W dzisiejszych czasach nikt nie będzie płacić za lichy świstek papieru, udający gazetę. Na entuzjazmie i patriotycznych hasłach medialne biznesy się robiło być może 20 lat temu, dziś konsument chce przede wszystkim dostać jakościowy produkt. Dobrze to rozumieją wydawcy rosyjskojęzycznej prasy na Litwie – właśnie dlatego np. nakład tygodnika „Ekspres Nedelia” sięga 60 tys. egzemplarzy, a w regionie wileńskim jego czytelnictwo jest większe niż czytelnictwo jakiejkolwiek innej gazety (rosyjsko-, polsko- lub litewskojęzycznej!) — w ich pismach każdy znajdzie coś dla siebie: tęskniący za Związkiem Radzieckim emeryta – komentarz na temat złych „pribałtów-nacjonalistów”, interesujący się polityką inteligenta – komentarze przywódców wszystkich liczących się litewskich partii politycznych (od skrajnej prawicy do lewicy), młodzież – artykuły o gwiazdach kina i muzyki, i nawet patriotyczny Polak – wywiad z Tomaszewskim. I niestety nie rozumieją tego wydawcy prasy polskojęzycznej. „Tygodnik Wileńszczyzny” (własność kilku prominentnych działaczy AWPL z rejonu wileńskiego) i „Magazyn Wileński” (własność prezesa ZPL Michała Mackiewicza) w „biuletyny frontowe” przekształcili się już dawno temu. W zamian dostali pieniądze, komfortowe warunki pracy, kolorowy druk i już nie muszą się troszczyć o to ilu czytelników „biuletyn” czyta. „Kurier” przez jakiś czas mniej lub bardziej skutecznie próbował lawirować pomiędzy wiernością Partii i wiernością zasadom. I teraz za to płaci. Nisza „biuletynów frontowych” jest już zajęta, Partia nie potrzebuje jeszcze jednej ulotki (w dodatku do niej nienależącej, a więc potencjalnie niepewnej), zaś na walkę o inne nisze – nie ma ani pieniędzy, ani pomysłu.
Moim zdaniem całe to obecne zamieszanie skończy się jednak słodko-kwaśnym happyendem.
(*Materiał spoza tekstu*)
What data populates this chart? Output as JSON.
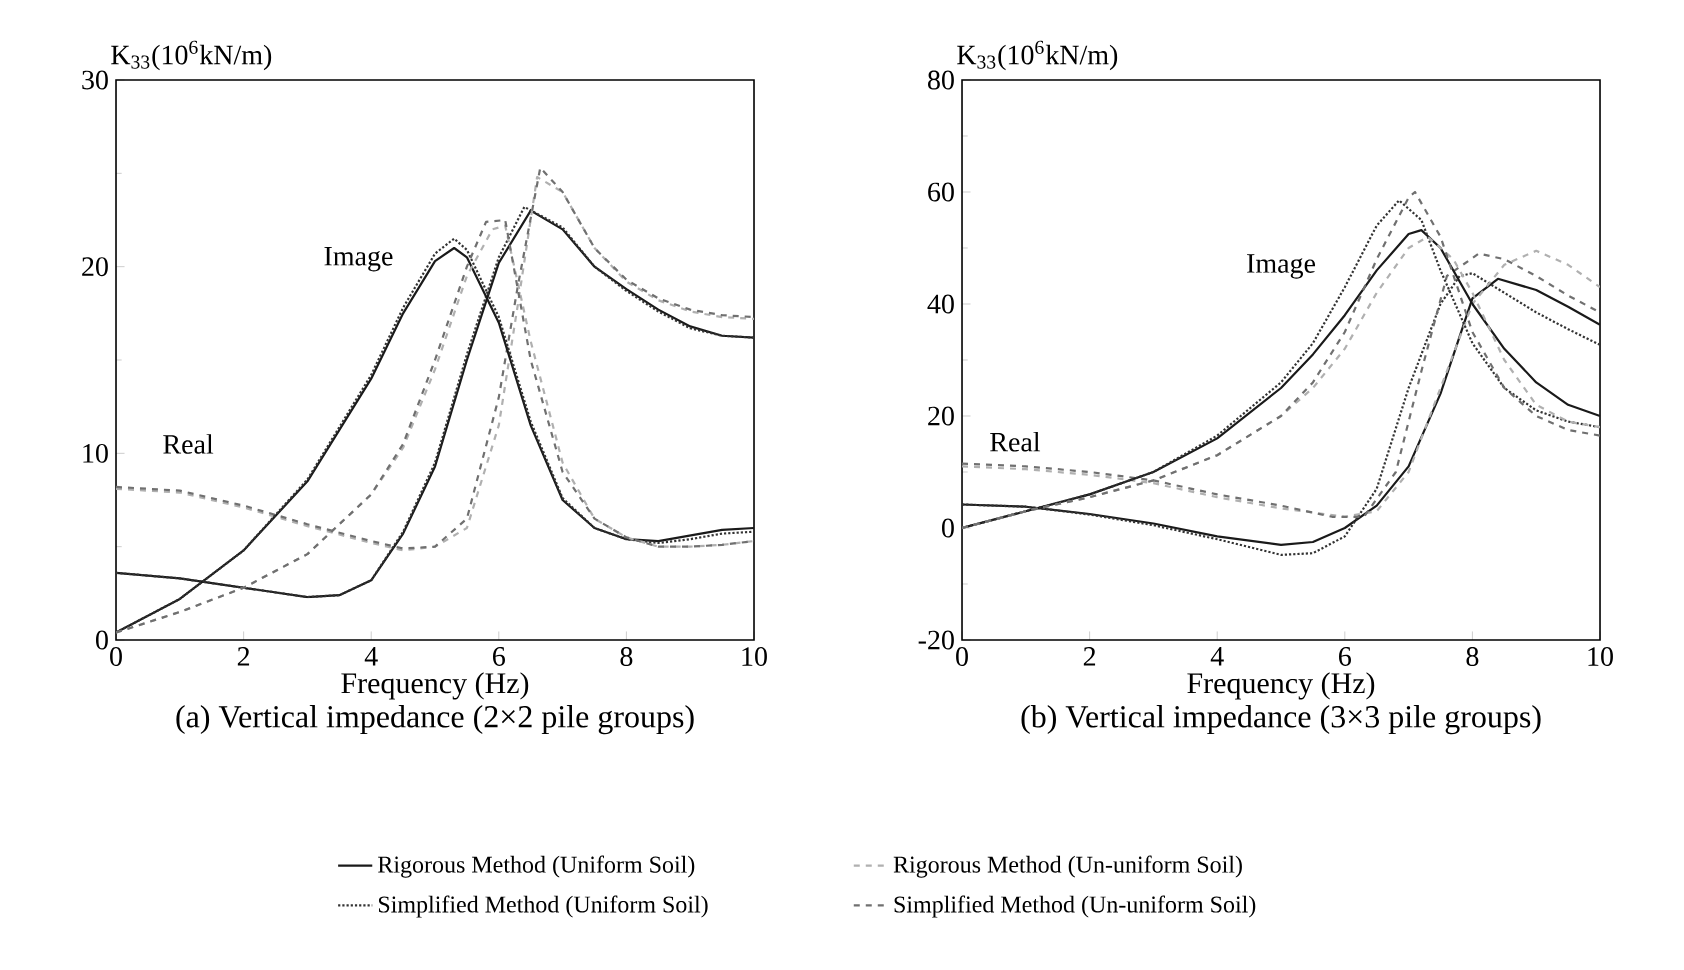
{
  "chart_data": [
    {
      "type": "line",
      "title": "(a) Vertical impedance (2×2 pile groups)",
      "xlabel": "Frequency (Hz)",
      "ylabel": "K$_{33}$(10$^{6}$kN/m)",
      "xlim": [
        0,
        10
      ],
      "ylim": [
        0,
        30
      ],
      "xticks": [
        0,
        2,
        4,
        6,
        8,
        10
      ],
      "yticks": [
        0,
        10,
        20,
        30
      ],
      "legend": "bottom",
      "annotations": [
        "Image",
        "Real"
      ],
      "series": [
        {
          "name": "Rigorous Method (Uniform Soil)",
          "color": "#1a1a1a",
          "line_style": "solid",
          "x": [
            0,
            1,
            2,
            3,
            3.5,
            4,
            4.5,
            5,
            5.5,
            6,
            6.5,
            7,
            7.5,
            8,
            8.5,
            9,
            9.5,
            10
          ],
          "values": [
            3.6,
            3.3,
            2.8,
            2.3,
            2.4,
            3.2,
            5.7,
            9.3,
            15,
            20.2,
            23,
            22,
            20,
            18.8,
            17.7,
            16.8,
            16.3,
            16.2
          ]
        },
        {
          "name": "Simplified Method (Uniform Soil)",
          "color": "#333333",
          "line_style": "dotted",
          "x": [
            0,
            1,
            2,
            3,
            3.5,
            4,
            4.5,
            5,
            5.5,
            6,
            6.4,
            7,
            7.5,
            8,
            8.5,
            9,
            9.5,
            10
          ],
          "values": [
            3.6,
            3.3,
            2.8,
            2.3,
            2.4,
            3.2,
            5.8,
            9.5,
            15.3,
            20.5,
            23.2,
            22.1,
            20,
            18.7,
            17.6,
            16.7,
            16.3,
            16.2
          ]
        },
        {
          "name": "Rigorous Method (Un-uniform Soil)",
          "color": "#b0b0b0",
          "line_style": "dashed",
          "x": [
            0,
            1,
            2,
            3,
            4,
            4.5,
            5,
            5.5,
            6,
            6.3,
            6.6,
            7,
            7.5,
            8,
            8.5,
            9,
            9.5,
            10
          ],
          "values": [
            8.1,
            7.9,
            7.1,
            6.1,
            5.2,
            4.8,
            5,
            6,
            11.5,
            18,
            24.8,
            24,
            21,
            19.2,
            18.2,
            17.6,
            17.3,
            17.2
          ]
        },
        {
          "name": "Simplified Method (Un-uniform Soil)",
          "color": "#707070",
          "line_style": "dashed",
          "x": [
            0,
            1,
            2,
            3,
            4,
            4.5,
            5,
            5.5,
            6,
            6.3,
            6.65,
            7,
            7.5,
            8,
            8.5,
            9,
            9.5,
            10
          ],
          "values": [
            8.2,
            8,
            7.2,
            6.2,
            5.3,
            4.9,
            5,
            6.5,
            13,
            19,
            25.3,
            24,
            21,
            19.3,
            18.3,
            17.7,
            17.4,
            17.3
          ]
        },
        {
          "color": "#1a1a1a",
          "line_style": "solid",
          "x": [
            0,
            1,
            2,
            3,
            4,
            4.5,
            5,
            5.3,
            5.5,
            6,
            6.5,
            7,
            7.5,
            8,
            8.5,
            9,
            9.5,
            10
          ],
          "values": [
            0.4,
            2.2,
            4.8,
            8.5,
            14,
            17.5,
            20.3,
            21,
            20.5,
            17,
            11.5,
            7.5,
            6,
            5.4,
            5.3,
            5.6,
            5.9,
            6
          ]
        },
        {
          "color": "#333333",
          "line_style": "dotted",
          "x": [
            0,
            1,
            2,
            3,
            4,
            4.5,
            5,
            5.3,
            5.5,
            6,
            6.5,
            7,
            7.5,
            8,
            8.5,
            9,
            9.5,
            10
          ],
          "values": [
            0.4,
            2.2,
            4.8,
            8.6,
            14.2,
            17.8,
            20.7,
            21.5,
            20.9,
            17.3,
            11.7,
            7.6,
            6,
            5.4,
            5.2,
            5.4,
            5.7,
            5.8
          ]
        },
        {
          "color": "#b0b0b0",
          "line_style": "dashed",
          "x": [
            0,
            1,
            2,
            3,
            4,
            4.5,
            5,
            5.5,
            5.9,
            6.1,
            6.5,
            7,
            7.5,
            8,
            8.5,
            9,
            9.5,
            10
          ],
          "values": [
            0.4,
            1.5,
            2.8,
            4.6,
            7.8,
            10.3,
            14.5,
            19.5,
            22,
            22.2,
            16,
            9.5,
            6.5,
            5.5,
            5,
            5,
            5.1,
            5.3
          ]
        },
        {
          "color": "#707070",
          "line_style": "dashed",
          "x": [
            0,
            1,
            2,
            3,
            4,
            4.5,
            5,
            5.5,
            5.8,
            6.1,
            6.5,
            7,
            7.5,
            8,
            8.5,
            9,
            9.5,
            10
          ],
          "values": [
            0.4,
            1.5,
            2.8,
            4.6,
            7.8,
            10.5,
            15,
            20,
            22.4,
            22.5,
            15,
            9,
            6.5,
            5.5,
            5,
            5,
            5.1,
            5.3
          ]
        }
      ]
    },
    {
      "type": "line",
      "title": "(b) Vertical impedance (3×3 pile groups)",
      "xlabel": "Frequency (Hz)",
      "ylabel": "K$_{33}$(10$^{6}$kN/m)",
      "xlim": [
        0,
        10
      ],
      "ylim": [
        -20,
        80
      ],
      "xticks": [
        0,
        2,
        4,
        6,
        8,
        10
      ],
      "yticks": [
        -20,
        0,
        20,
        40,
        60,
        80
      ],
      "annotations": [
        "Image",
        "Real"
      ],
      "series": [
        {
          "color": "#1a1a1a",
          "line_style": "solid",
          "x": [
            0,
            1,
            2,
            3,
            4,
            5,
            5.5,
            6,
            6.5,
            7,
            7.5,
            8,
            8.4,
            9,
            9.5,
            10
          ],
          "values": [
            4.2,
            3.8,
            2.5,
            0.8,
            -1.5,
            -3,
            -2.5,
            0,
            4,
            11,
            24,
            41,
            44.5,
            42.5,
            39.5,
            36.3
          ]
        },
        {
          "color": "#333333",
          "line_style": "dotted",
          "x": [
            0,
            1,
            2,
            3,
            4,
            5,
            5.5,
            6,
            6.5,
            7,
            7.5,
            7.8,
            8,
            8.5,
            9,
            9.5,
            10
          ],
          "values": [
            4.2,
            3.8,
            2.4,
            0.5,
            -2,
            -4.8,
            -4.5,
            -1.5,
            7,
            25,
            40,
            45,
            45.5,
            42,
            38.5,
            35.5,
            32.7
          ]
        },
        {
          "color": "#b0b0b0",
          "line_style": "dashed",
          "x": [
            0,
            1,
            2,
            3,
            4,
            5,
            6,
            6.5,
            7,
            7.5,
            8,
            8.5,
            9,
            9.5,
            10
          ],
          "values": [
            11,
            10.5,
            9.5,
            8,
            5.5,
            3.5,
            2,
            3,
            10,
            25,
            40,
            47,
            49.5,
            47,
            43
          ]
        },
        {
          "color": "#707070",
          "line_style": "dashed",
          "x": [
            0,
            1,
            2,
            3,
            4,
            5,
            5.8,
            6.3,
            6.8,
            7.2,
            7.6,
            8.1,
            8.5,
            9,
            9.5,
            10
          ],
          "values": [
            11.5,
            11,
            10,
            8.5,
            6,
            4,
            2,
            2,
            10,
            28,
            45,
            49,
            48,
            45,
            41.5,
            38.5
          ]
        },
        {
          "color": "#1a1a1a",
          "line_style": "solid",
          "x": [
            0,
            1,
            2,
            3,
            4,
            5,
            5.5,
            6,
            6.5,
            7,
            7.2,
            7.5,
            8,
            8.5,
            9,
            9.5,
            10
          ],
          "values": [
            0,
            3,
            6,
            10,
            16,
            25,
            31,
            38,
            46,
            52.5,
            53.2,
            50,
            40,
            32,
            26,
            22,
            20
          ]
        },
        {
          "color": "#333333",
          "line_style": "dotted",
          "x": [
            0,
            1,
            2,
            3,
            4,
            5,
            5.5,
            6,
            6.5,
            6.85,
            7.2,
            7.5,
            8,
            8.5,
            9,
            9.5,
            10
          ],
          "values": [
            0,
            3,
            6,
            10,
            16.5,
            26,
            33,
            43,
            54,
            58.5,
            55,
            46,
            33,
            25,
            21,
            19,
            18
          ]
        },
        {
          "color": "#b0b0b0",
          "line_style": "dashed",
          "x": [
            0,
            1,
            2,
            3,
            4,
            5,
            5.5,
            6,
            6.5,
            7,
            7.3,
            7.7,
            8,
            8.5,
            9,
            9.5,
            10
          ],
          "values": [
            0,
            3,
            5.5,
            8.5,
            13,
            20,
            25,
            32,
            42,
            50,
            52,
            48,
            42,
            30,
            22,
            19,
            18
          ]
        },
        {
          "color": "#707070",
          "line_style": "dashed",
          "x": [
            0,
            1,
            2,
            3,
            4,
            5,
            5.5,
            6,
            6.5,
            7,
            7.1,
            7.5,
            8,
            8.5,
            9,
            9.5,
            10
          ],
          "values": [
            0,
            3,
            5.5,
            8.5,
            13,
            20,
            26,
            35,
            48,
            59,
            60,
            52,
            35,
            25,
            20,
            17.5,
            16.5
          ]
        }
      ]
    }
  ]
}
Senatorzy ostatecznie pójdą po rozum do głowy i przydzielą tych dodatkowych 27 tysięcy złotych („Ja uważam, że „Kurier Wileński” również wytrzyma zmniejszenie o 27 tysięcy zł, jeśli idzie o działalność bieżącą. Proszę mi uwierzyć. Kupią tańszy papier, cieńszy” – miał podobno powiedzieć senator Łukasz Abgarowicz) na wsparcie dla „jedynego polskiego dziennika na wschód od Bugu”. Trzeba będzie tylko jeszcze trochę niżej się senatorom pokłonić. Niestety ani 27, ani 50 tysięcy złotych nie rozwiążą fundamentalnych problemów „Kuriera Wileńskiego” (jak żadnego problemu nie rozwiązały miliony (podobno 63!) złotych wpakowane przez RP wciągu ostatnich kilku lat w różne inne projekty na Wileńszczyźnie), a tylko przedłużą jego agonię.